Note: I added default values that are the min and max of the data type DATE. That way you could query something like everything from 20140101 and onward or vice versa.
Your tables
SELECT CAST('20150101' AS DATE) datesVal INTO factDailySales_20150101;
SELECT CAST('20150102' AS DATE) datesVal INTO factDailySales_20150102;
SELECT CAST('20150103' AS DATE) datesVal INTO factDailySales_20150103;
The Function
CREATE FUNCTION ufn_factTotalSales (#Start DATE = '17530101', #End DATE = '99991231')
RETURNS #factTotalSales TABLE
(
datesVal DATE
)
AS
BEGIN
IF(CAST('20150101' AS DATE) BETWEEN #Start AND #End)
BEGIN
INSERT INTO #factTotalSales
SELECT datesVal
FROM factDailySales_20150101
END
IF(CAST('20150102' AS DATE) BETWEEN #Start AND #End)
BEGIN
INSERT INTO #factTotalSales
SELECT datesVal
FROM factDailySales_20150102
END
IF(CAST('20150103' AS DATE) BETWEEN #Start AND #End)
BEGIN
INSERT INTO #factTotalSales
SELECT datesVal
FROM factDailySales_20150103
END
RETURN;
END
GO
All tables
SELECT *
FROM ufn_factTotalSales(default,default)
All tables greater than or equal to 20150102
SELECT *
FROM ufn_factTotalSales('20150102',default)
**All tables less than or equal to 20150102
SELECT *
FROM ufn_factTotalSales(default,'20150102')
All tables between specific range
SELECT *
FROM ufn_factTotalSales('20150101','20150102')

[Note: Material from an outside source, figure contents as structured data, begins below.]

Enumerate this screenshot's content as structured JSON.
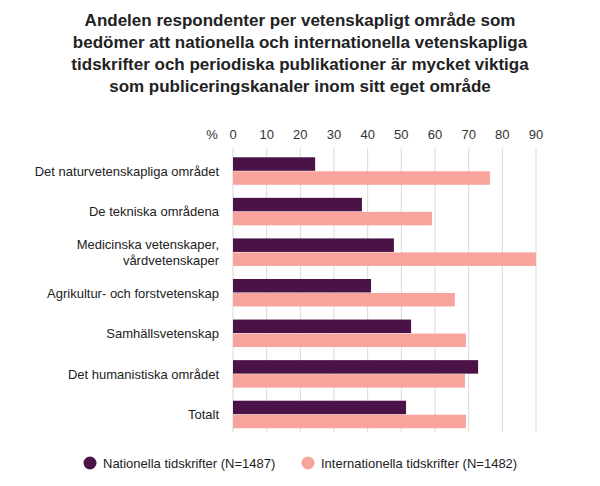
{
  "chart_data": {
    "type": "bar",
    "orientation": "horizontal",
    "title": "Andelen respondenter per vetenskapligt område som\nbedömer att nationella och internationella vetenskapliga\ntidskrifter och periodiska publikationer är mycket viktiga\nsom publiceringskanaler inom sitt eget område",
    "x_label": "%",
    "categories": [
      "Det naturvetenskapliga området",
      "De tekniska områdena",
      "Medicinska vetenskaper,\nvårdvetenskaper",
      "Agrikultur- och forstvetenskap",
      "Samhällsvetenskap",
      "Det humanistiska området",
      "Totalt"
    ],
    "series": [
      {
        "name": "Nationella tidskrifter (N=1487)",
        "color": "#4b1248",
        "values": [
          24.4,
          38.3,
          47.8,
          41,
          52.9,
          72.8,
          51.4
        ]
      },
      {
        "name": "Internationella tidskrifter (N=1482)",
        "color": "#f8a39c",
        "values": [
          76.3,
          59.1,
          90,
          65.9,
          69.2,
          68.9,
          69.2
        ]
      }
    ],
    "xlim": [
      0,
      90
    ],
    "xticks": [
      0,
      10,
      20,
      30,
      40,
      50,
      60,
      70,
      80,
      90
    ],
    "grid": true,
    "legend": "bottom"
  }
}
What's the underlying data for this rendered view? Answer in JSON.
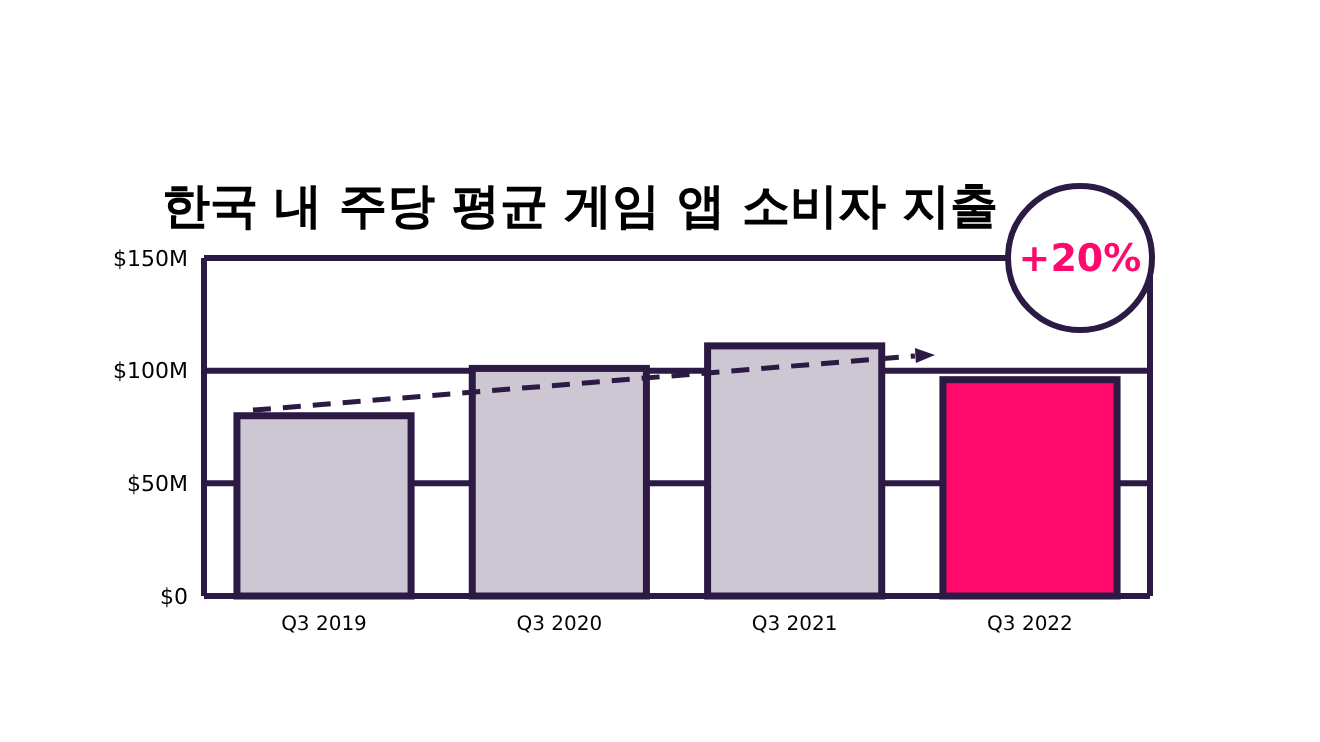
{
  "chart_data": {
    "type": "bar",
    "title": "한국 내 주당 평균 게임 앱 소비자 지출",
    "categories": [
      "Q3 2019",
      "Q3 2020",
      "Q3 2021",
      "Q3 2022"
    ],
    "values": [
      80,
      101,
      111,
      96
    ],
    "colors": [
      "#cdc6d3",
      "#cdc6d3",
      "#cdc6d3",
      "#ff0a6c"
    ],
    "ylim": [
      0,
      150
    ],
    "yticks": [
      {
        "value": 0,
        "label": "$0"
      },
      {
        "value": 50,
        "label": "$50M"
      },
      {
        "value": 100,
        "label": "$100M"
      },
      {
        "value": 150,
        "label": "$150M"
      }
    ],
    "grid": "y",
    "annotations": [
      "+20%"
    ]
  }
}
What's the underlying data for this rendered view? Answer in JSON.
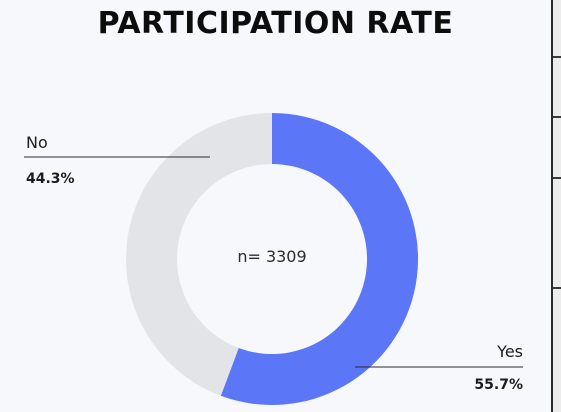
{
  "title": "PARTICIPATION RATE",
  "chart_data": {
    "type": "pie",
    "title": "PARTICIPATION RATE",
    "center_label": "n= 3309",
    "slices": [
      {
        "label": "Yes",
        "value": 55.7,
        "value_label": "55.7%",
        "color": "#5b76f7"
      },
      {
        "label": "No",
        "value": 44.3,
        "value_label": "44.3%",
        "color": "#e3e4e8"
      }
    ]
  }
}
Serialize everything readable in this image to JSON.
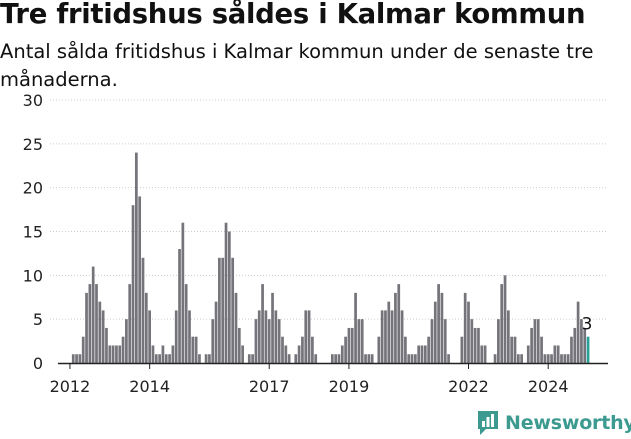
{
  "title": "Tre fritidshus såldes i Kalmar kommun",
  "subtitle": "Antal sålda fritidshus i Kalmar kommun under de senaste tre månaderna.",
  "brand": {
    "name": "Newsworthy",
    "icon": "bar-chart-logo-icon",
    "color": "#3c9a90"
  },
  "colors": {
    "bar": "#76747b",
    "highlight": "#2aa198",
    "grid": "#cccccc",
    "axis": "#222222"
  },
  "chart_data": {
    "type": "bar",
    "title": "Tre fritidshus såldes i Kalmar kommun",
    "subtitle": "Antal sålda fritidshus i Kalmar kommun under de senaste tre månaderna.",
    "xlabel": "",
    "ylabel": "",
    "ylim": [
      0,
      30
    ],
    "yticks": [
      0,
      5,
      10,
      15,
      20,
      25,
      30
    ],
    "xlim": [
      2011.5,
      2025.5
    ],
    "xticks": [
      "2012",
      "2014",
      "2017",
      "2019",
      "2022",
      "2024"
    ],
    "xtick_values": [
      2012,
      2014,
      2017,
      2019,
      2022,
      2024
    ],
    "start": 2012,
    "months_per_bar": 1,
    "grid": true,
    "highlight_label": "3",
    "values": [
      0,
      1,
      1,
      1,
      3,
      8,
      9,
      11,
      9,
      7,
      6,
      4,
      2,
      2,
      2,
      2,
      3,
      5,
      9,
      18,
      24,
      19,
      12,
      8,
      6,
      2,
      1,
      1,
      2,
      1,
      1,
      2,
      6,
      13,
      16,
      9,
      6,
      3,
      3,
      1,
      0,
      1,
      1,
      5,
      7,
      12,
      12,
      16,
      15,
      12,
      8,
      4,
      2,
      0,
      1,
      1,
      5,
      6,
      9,
      6,
      5,
      8,
      6,
      5,
      3,
      2,
      1,
      0,
      1,
      2,
      3,
      6,
      6,
      3,
      1,
      0,
      0,
      0,
      0,
      1,
      1,
      1,
      2,
      3,
      4,
      4,
      8,
      5,
      5,
      1,
      1,
      1,
      0,
      3,
      6,
      6,
      7,
      6,
      8,
      9,
      6,
      3,
      1,
      1,
      1,
      2,
      2,
      2,
      3,
      5,
      7,
      9,
      8,
      5,
      1,
      0,
      0,
      0,
      3,
      8,
      7,
      5,
      4,
      4,
      2,
      2,
      0,
      0,
      1,
      5,
      9,
      10,
      6,
      3,
      3,
      1,
      1,
      0,
      2,
      4,
      5,
      5,
      3,
      1,
      1,
      1,
      2,
      2,
      1,
      1,
      1,
      3,
      4,
      7,
      5,
      4,
      3
    ],
    "series": [
      {
        "name": "Antal sålda fritidshus",
        "color": "#76747b"
      }
    ]
  }
}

Is this the ideal solution? No. The ideal would be to combine all tables into one and having good indexes. I know you said that wouldn't work because of the way other code has been written. Hear me out. Now perhaps this is off the wall, lets say you do combine the tables but obviously there are old scripts looking for specific daily sales tables. Maybe you could create views with the dailySales names that access the factTotalSales. OR You could create synonyms for the factTotalSales that would correspond to each factDailySales.
Maybe you could look into that. It wouldn't be easy, but I think letting SQL Server optimize your queries the way it was designed is a better way of doing it instead of forcing it with dynamic SQL.
Just my two cents. Hope this helps. At the very least, I hope it gave you some ideas.
5 years later: option(recompile).
The planner needs to have access to the constants to eliminate the table entirely from the query plan. With a variable, without a forced recompile, a generic plan is used. (Related: parameter sniffing.)
While this means the query plan is larger as it has to include all tables, it does not mean that all tables are actually scanned: look at the IO stats, as table scan elimination occurs even if such shows in the query plan.
The 'Number Of Executions' in the query plan will be 0 when the tables are not scanned: unfortunately, these branches are still reported as a non-zero percentage cost "Table Scan" node in the query plan & UI, which will appear high proportionally if the query is trivially fast. The displayed percentage cost of these extra "Table Scan" nodes approaches zero as the amount of data returned from the actually used base tables increases.
This same optimization/elimination occurs when the view is not a Partitioned View (eg. base tables are missing partition column in PK), yet the underlying tables have a suitable Check Constraint on the filtered column. It also occurs when the view selects a constant value to establish the partition that is not otherwise stored in the table. With a constant in the query or recompiled plan the tables will be eliminated entirely. With a variable the tables will still not actually be scanned and thus eliminated logically during query execution.
The use of a proper Partitioned View is only really beneficial to allow a direct Insert & Update, with the major caveat that it requires the partition column to be in each table's PK and disallows the use of an identity column (making a Partitioned View largely useless IMOHO). SQL Server handles the optimizations very similarly for other quasi-Partitioned View cases.
(This is on SQL Server 2014; earlier versions might not have optimized the different patterns as efficiently.)